Me ha conmovido el acto heroico de Arnaud Beltrane, por su grandeza humana, claro, pero también porque ha dejado caducas todas las teorías sobre el fin de la historia cuando el 24 de marzo cambió la vida de un rehén por su propia muerte. Fue degollado, pero con su sacrificio ha vuelto a dar significado al ideal de la fraternidad y a la virtud del coraje.
Con la fraternidad nunca han sabido muy bien qué hacer los revolucionarios. Está cargada de resonancias cristianas. Recordemos que en junio de 1847 el congreso fundador de la Liga de los Comunistas (entre cuyos miembros se encontraban Marx y Engels), sustituyó el lema “Todos los hombres son hermanos” por el de “¡Proletarios de todos los países, uníos!”
Con el coraje, no sabemos qué hacer los flácidos morales. No lo encontrarán ni en las listas de valores dignos de ser presentados en sociedad ni en la de competencias escolares.
En L’irrèligion de l’Avenir (1887), Jean-Marie Guyau Tuillerie nos lanzó una pregunta inquietante: «¿Por qué valor estamos dispuestos a dar la vida?» Es decir: ¿qué valor realmente merece la pena?
Un valor vale tanto como la pena que estamos dispuestos a pagar por su defensa ante los contravalores que lo acechan. Por eso podemos juzgarnos a nosotros mismos y a nuestros ideales preguntándonos si tenemos coraje para pagar según qué penas.
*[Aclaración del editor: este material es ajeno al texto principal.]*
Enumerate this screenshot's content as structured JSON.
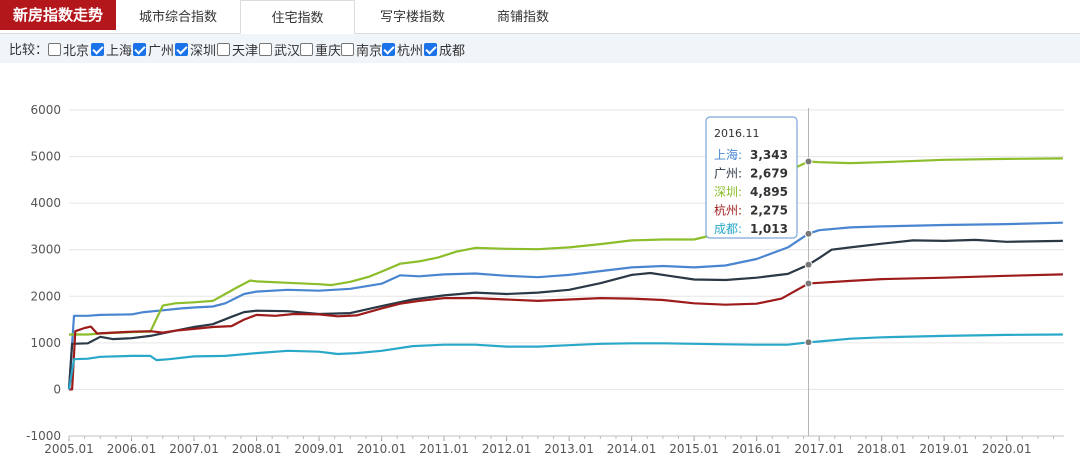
{
  "header": {
    "brand": "新房指数走势",
    "tabs": [
      {
        "label": "城市综合指数",
        "active": false
      },
      {
        "label": "住宅指数",
        "active": true
      },
      {
        "label": "写字楼指数",
        "active": false
      },
      {
        "label": "商铺指数",
        "active": false
      }
    ]
  },
  "filter": {
    "label": "比较：",
    "cities": [
      {
        "name": "北京",
        "checked": false
      },
      {
        "name": "上海",
        "checked": true
      },
      {
        "name": "广州",
        "checked": true
      },
      {
        "name": "深圳",
        "checked": true
      },
      {
        "name": "天津",
        "checked": false
      },
      {
        "name": "武汉",
        "checked": false
      },
      {
        "name": "重庆",
        "checked": false
      },
      {
        "name": "南京",
        "checked": false
      },
      {
        "name": "杭州",
        "checked": true
      },
      {
        "name": "成都",
        "checked": true
      }
    ]
  },
  "chart_data": {
    "type": "line",
    "ylim": [
      -1000,
      6000
    ],
    "yticks": [
      -1000,
      0,
      1000,
      2000,
      3000,
      4000,
      5000,
      6000
    ],
    "xlim": [
      2005.0,
      2020.917
    ],
    "xticks": [
      "2005.01",
      "2006.01",
      "2007.01",
      "2008.01",
      "2009.01",
      "2010.01",
      "2011.01",
      "2012.01",
      "2013.01",
      "2014.01",
      "2015.01",
      "2016.01",
      "2017.01",
      "2018.01",
      "2019.01",
      "2020.01"
    ],
    "grid": "horizontal",
    "series": [
      {
        "name": "上海",
        "color": "#4a86d0",
        "points": [
          [
            2005.0,
            0
          ],
          [
            2005.08,
            1580
          ],
          [
            2005.3,
            1580
          ],
          [
            2005.5,
            1600
          ],
          [
            2006.0,
            1610
          ],
          [
            2006.2,
            1660
          ],
          [
            2006.5,
            1700
          ],
          [
            2006.8,
            1740
          ],
          [
            2007.0,
            1760
          ],
          [
            2007.3,
            1780
          ],
          [
            2007.5,
            1850
          ],
          [
            2007.8,
            2050
          ],
          [
            2008.0,
            2100
          ],
          [
            2008.5,
            2140
          ],
          [
            2009.0,
            2120
          ],
          [
            2009.5,
            2160
          ],
          [
            2010.0,
            2270
          ],
          [
            2010.3,
            2450
          ],
          [
            2010.6,
            2430
          ],
          [
            2011.0,
            2470
          ],
          [
            2011.5,
            2490
          ],
          [
            2012.0,
            2440
          ],
          [
            2012.5,
            2410
          ],
          [
            2013.0,
            2460
          ],
          [
            2013.5,
            2540
          ],
          [
            2014.0,
            2620
          ],
          [
            2014.5,
            2650
          ],
          [
            2015.0,
            2620
          ],
          [
            2015.5,
            2660
          ],
          [
            2016.0,
            2800
          ],
          [
            2016.5,
            3050
          ],
          [
            2016.83,
            3343
          ],
          [
            2017.0,
            3420
          ],
          [
            2017.5,
            3480
          ],
          [
            2018.0,
            3500
          ],
          [
            2019.0,
            3530
          ],
          [
            2020.0,
            3550
          ],
          [
            2020.9,
            3580
          ]
        ]
      },
      {
        "name": "广州",
        "color": "#2b3845",
        "points": [
          [
            2005.0,
            0
          ],
          [
            2005.05,
            980
          ],
          [
            2005.3,
            990
          ],
          [
            2005.5,
            1130
          ],
          [
            2005.7,
            1080
          ],
          [
            2006.0,
            1100
          ],
          [
            2006.3,
            1150
          ],
          [
            2006.7,
            1260
          ],
          [
            2007.0,
            1340
          ],
          [
            2007.3,
            1400
          ],
          [
            2007.6,
            1560
          ],
          [
            2007.8,
            1660
          ],
          [
            2008.0,
            1690
          ],
          [
            2008.5,
            1680
          ],
          [
            2009.0,
            1620
          ],
          [
            2009.5,
            1640
          ],
          [
            2010.0,
            1790
          ],
          [
            2010.5,
            1930
          ],
          [
            2011.0,
            2020
          ],
          [
            2011.5,
            2080
          ],
          [
            2012.0,
            2050
          ],
          [
            2012.5,
            2080
          ],
          [
            2013.0,
            2140
          ],
          [
            2013.5,
            2280
          ],
          [
            2014.0,
            2460
          ],
          [
            2014.3,
            2500
          ],
          [
            2014.6,
            2440
          ],
          [
            2015.0,
            2360
          ],
          [
            2015.5,
            2350
          ],
          [
            2016.0,
            2400
          ],
          [
            2016.5,
            2480
          ],
          [
            2016.83,
            2679
          ],
          [
            2017.0,
            2820
          ],
          [
            2017.2,
            3000
          ],
          [
            2017.5,
            3050
          ],
          [
            2018.0,
            3130
          ],
          [
            2018.5,
            3200
          ],
          [
            2019.0,
            3190
          ],
          [
            2019.5,
            3210
          ],
          [
            2020.0,
            3170
          ],
          [
            2020.9,
            3190
          ]
        ]
      },
      {
        "name": "深圳",
        "color": "#8cbd2a",
        "points": [
          [
            2005.0,
            1180
          ],
          [
            2005.3,
            1180
          ],
          [
            2005.5,
            1200
          ],
          [
            2006.0,
            1230
          ],
          [
            2006.3,
            1240
          ],
          [
            2006.5,
            1800
          ],
          [
            2006.7,
            1850
          ],
          [
            2007.0,
            1870
          ],
          [
            2007.3,
            1900
          ],
          [
            2007.7,
            2200
          ],
          [
            2007.9,
            2340
          ],
          [
            2008.0,
            2320
          ],
          [
            2008.5,
            2290
          ],
          [
            2009.0,
            2260
          ],
          [
            2009.2,
            2240
          ],
          [
            2009.5,
            2310
          ],
          [
            2009.8,
            2420
          ],
          [
            2010.0,
            2530
          ],
          [
            2010.3,
            2700
          ],
          [
            2010.6,
            2750
          ],
          [
            2010.9,
            2830
          ],
          [
            2011.2,
            2960
          ],
          [
            2011.5,
            3040
          ],
          [
            2012.0,
            3020
          ],
          [
            2012.5,
            3010
          ],
          [
            2013.0,
            3050
          ],
          [
            2013.5,
            3120
          ],
          [
            2014.0,
            3200
          ],
          [
            2014.5,
            3220
          ],
          [
            2015.0,
            3220
          ],
          [
            2015.5,
            3380
          ],
          [
            2016.0,
            3800
          ],
          [
            2016.3,
            4300
          ],
          [
            2016.6,
            4750
          ],
          [
            2016.83,
            4895
          ],
          [
            2017.0,
            4880
          ],
          [
            2017.5,
            4860
          ],
          [
            2018.0,
            4880
          ],
          [
            2019.0,
            4930
          ],
          [
            2020.0,
            4950
          ],
          [
            2020.9,
            4960
          ]
        ]
      },
      {
        "name": "杭州",
        "color": "#9d1b1b",
        "points": [
          [
            2005.0,
            0
          ],
          [
            2005.05,
            0
          ],
          [
            2005.1,
            1250
          ],
          [
            2005.25,
            1320
          ],
          [
            2005.35,
            1350
          ],
          [
            2005.45,
            1200
          ],
          [
            2005.7,
            1220
          ],
          [
            2006.0,
            1240
          ],
          [
            2006.3,
            1250
          ],
          [
            2006.5,
            1220
          ],
          [
            2006.7,
            1260
          ],
          [
            2007.0,
            1300
          ],
          [
            2007.3,
            1340
          ],
          [
            2007.6,
            1360
          ],
          [
            2007.8,
            1500
          ],
          [
            2008.0,
            1600
          ],
          [
            2008.3,
            1580
          ],
          [
            2008.6,
            1620
          ],
          [
            2009.0,
            1610
          ],
          [
            2009.3,
            1570
          ],
          [
            2009.6,
            1590
          ],
          [
            2010.0,
            1740
          ],
          [
            2010.3,
            1840
          ],
          [
            2010.6,
            1900
          ],
          [
            2011.0,
            1960
          ],
          [
            2011.5,
            1960
          ],
          [
            2012.0,
            1930
          ],
          [
            2012.5,
            1900
          ],
          [
            2013.0,
            1930
          ],
          [
            2013.5,
            1960
          ],
          [
            2014.0,
            1950
          ],
          [
            2014.5,
            1920
          ],
          [
            2015.0,
            1850
          ],
          [
            2015.5,
            1820
          ],
          [
            2016.0,
            1840
          ],
          [
            2016.4,
            1950
          ],
          [
            2016.6,
            2100
          ],
          [
            2016.83,
            2275
          ],
          [
            2017.0,
            2290
          ],
          [
            2017.5,
            2330
          ],
          [
            2018.0,
            2370
          ],
          [
            2019.0,
            2400
          ],
          [
            2020.0,
            2440
          ],
          [
            2020.9,
            2470
          ]
        ]
      },
      {
        "name": "成都",
        "color": "#2aa8c9",
        "points": [
          [
            2005.0,
            0
          ],
          [
            2005.08,
            650
          ],
          [
            2005.3,
            660
          ],
          [
            2005.5,
            700
          ],
          [
            2006.0,
            720
          ],
          [
            2006.3,
            720
          ],
          [
            2006.4,
            630
          ],
          [
            2006.6,
            650
          ],
          [
            2007.0,
            710
          ],
          [
            2007.5,
            720
          ],
          [
            2008.0,
            780
          ],
          [
            2008.5,
            830
          ],
          [
            2009.0,
            810
          ],
          [
            2009.3,
            760
          ],
          [
            2009.6,
            780
          ],
          [
            2010.0,
            830
          ],
          [
            2010.5,
            930
          ],
          [
            2011.0,
            960
          ],
          [
            2011.5,
            960
          ],
          [
            2012.0,
            920
          ],
          [
            2012.5,
            920
          ],
          [
            2013.0,
            950
          ],
          [
            2013.5,
            980
          ],
          [
            2014.0,
            990
          ],
          [
            2014.5,
            990
          ],
          [
            2015.0,
            980
          ],
          [
            2015.5,
            970
          ],
          [
            2016.0,
            960
          ],
          [
            2016.5,
            960
          ],
          [
            2016.83,
            1013
          ],
          [
            2017.0,
            1030
          ],
          [
            2017.5,
            1090
          ],
          [
            2018.0,
            1120
          ],
          [
            2019.0,
            1150
          ],
          [
            2020.0,
            1170
          ],
          [
            2020.9,
            1180
          ]
        ]
      }
    ],
    "tooltip": {
      "date": "2016.11",
      "x": 2016.83,
      "rows": [
        {
          "name": "上海",
          "value": "3,343",
          "color": "#4a86d0"
        },
        {
          "name": "广州",
          "value": "2,679",
          "color": "#2b3845"
        },
        {
          "name": "深圳",
          "value": "4,895",
          "color": "#8cbd2a"
        },
        {
          "name": "杭州",
          "value": "2,275",
          "color": "#9d1b1b"
        },
        {
          "name": "成都",
          "value": "1,013",
          "color": "#2aa8c9"
        }
      ]
    }
  }
}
«Quien no puede responder a esta pregunta –añadía Gullau Tuillerie- tiene un corazón vulgar y vacío, porque es incapaz de sobrepasar su individualidad. Arrastra su yo egoísta como la tortuga su caparazón».
A la mentalidad posmoderna, que tiende a dar por supuesto que el valor supremo es la vida, los valores demasiado caros le producen jaqueca. Una vez le preguntaron a Bertrans Russell si estaría dispuesto a dar la vida por sus ideales. “No, contestó, porque podría estar equivocado”. Este es el tipo de bromas que nos tranquilizan. Nos ahorran el mal trago de tener que medir la altura de nuestras convicciones. En esto consiste, según Francis Fukuyama, el fin de la historia.
Ya sabemos que hay fanáticos dispuestos a dar la vida de los demás por sus valores. Mientras se celebraban los funerales de Beltrane, en Cataluña alguien lanzaba una advertencia siniestra: «Habrá muertos. Habrá muertos y será terrible porque, en el fondo, no nos gusta la violencia». Me recordó lo que cuenta John Langdon-Davies en Behind the Spanish Barricades: que en el código de honor de los anarquistas catalanes se incluía este precepto: “Tienes que aprender a matar sin odio”. El fanático puede, efectivamente, matar sin odio. Puede, incluso, autoinmolarse por un ideal.
La fraternidad cristiana no es un ideal. No es una utopía. Es la respuesta a la demanda de ayuda de un hermano. No es una idea. Es un tú. Un tú frecuentemente mediocre, como el vecino del quinto C.
Para afirmar la fraternidad cristiana se necesita un coraje inmenso. Un coraje de santo.